Step 3: (Not easy, but it must be done if you really, really want to make it big) Okay, here goes- to make yourself popular, you have to start a hate campaign and some people have to be killed. Hey, don't let your conscience annoy you: we're a nation of over one billion people, a little bit of culling won't matter, will it? Besides, we're mortals- we're going to die anyway eventually, so no big deal. Now that we've got ethics out of the way, let's think about who you can kill. Hmm- the Hindutva parties have already appropriated Muslim and Christian bashing, but don't worry, there are many more communities you can target, that's the joy of being a secular nation.  If you're located in Maharashtra, you must be aware that migrant bashing belongs to the Thackeray's and they get incensed when other people muscle in on their political plank. Remember, their gang of hoodlums is bigger than yours. Target another group and ensure that your hoodlums and their testosterone-enhanced friends burn buses and cars and kill a few people - that way you get your photograph in the papers, interviews on telly, and the big prize- seriously powerful politicians will make overtures to you- to widen their voter base, of course.

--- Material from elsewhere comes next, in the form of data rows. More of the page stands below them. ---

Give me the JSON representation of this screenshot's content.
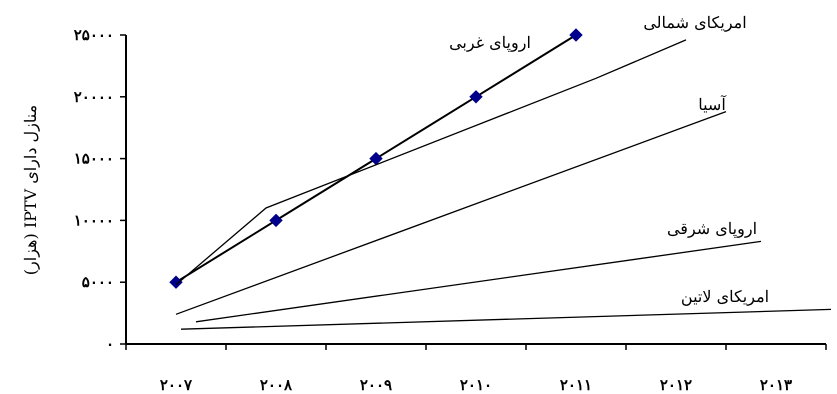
{
  "chart_data": {
    "type": "line",
    "ylabel": "منازل دارای IPTV (هزار)",
    "x_ticks": [
      "۲۰۰۷",
      "۲۰۰۸",
      "۲۰۰۹",
      "۲۰۱۰",
      "۲۰۱۱",
      "۲۰۱۲",
      "۲۰۱۳"
    ],
    "y_ticks": [
      "۰",
      "۵۰۰۰",
      "۱۰۰۰۰",
      "۱۵۰۰۰",
      "۲۰۰۰۰",
      "۲۵۰۰۰"
    ],
    "xlim": [
      2006.5,
      2013.5
    ],
    "ylim": [
      0,
      25000
    ],
    "series": [
      {
        "name": "اروپای غربی",
        "x": [
          2007,
          2008,
          2009,
          2010,
          2011
        ],
        "y": [
          5000,
          10000,
          15000,
          20000,
          25000
        ],
        "markers": true
      },
      {
        "name": "امریکای شمالی",
        "x": [
          2007,
          2007.9,
          2011.2,
          2012.1
        ],
        "y": [
          4800,
          11000,
          21500,
          24600
        ]
      },
      {
        "name": "آسیا",
        "x": [
          2007,
          2012.5
        ],
        "y": [
          2400,
          18800
        ]
      },
      {
        "name": "اروپای شرقی",
        "x": [
          2007.2,
          2012.85
        ],
        "y": [
          1800,
          8300
        ]
      },
      {
        "name": "امریکای لاتین",
        "x": [
          2007.05,
          2013.55
        ],
        "y": [
          1200,
          2800
        ]
      }
    ],
    "marker_color": "#00008b",
    "line_color": "#000000",
    "grid": false
  }
}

Don't worry about getting arrested- with their help you'll be out in a shot, and better still, you'll emerge a hero. Your jail menu will hit the headlines of national dailies, and your wife will lovingly keep a scrap book on your exploits.

Step 4: Start wooing India Inc- some of the hot shots there evidently admire evil people and may warmly recommend you for the post of Prime Minister. Now you've really made it!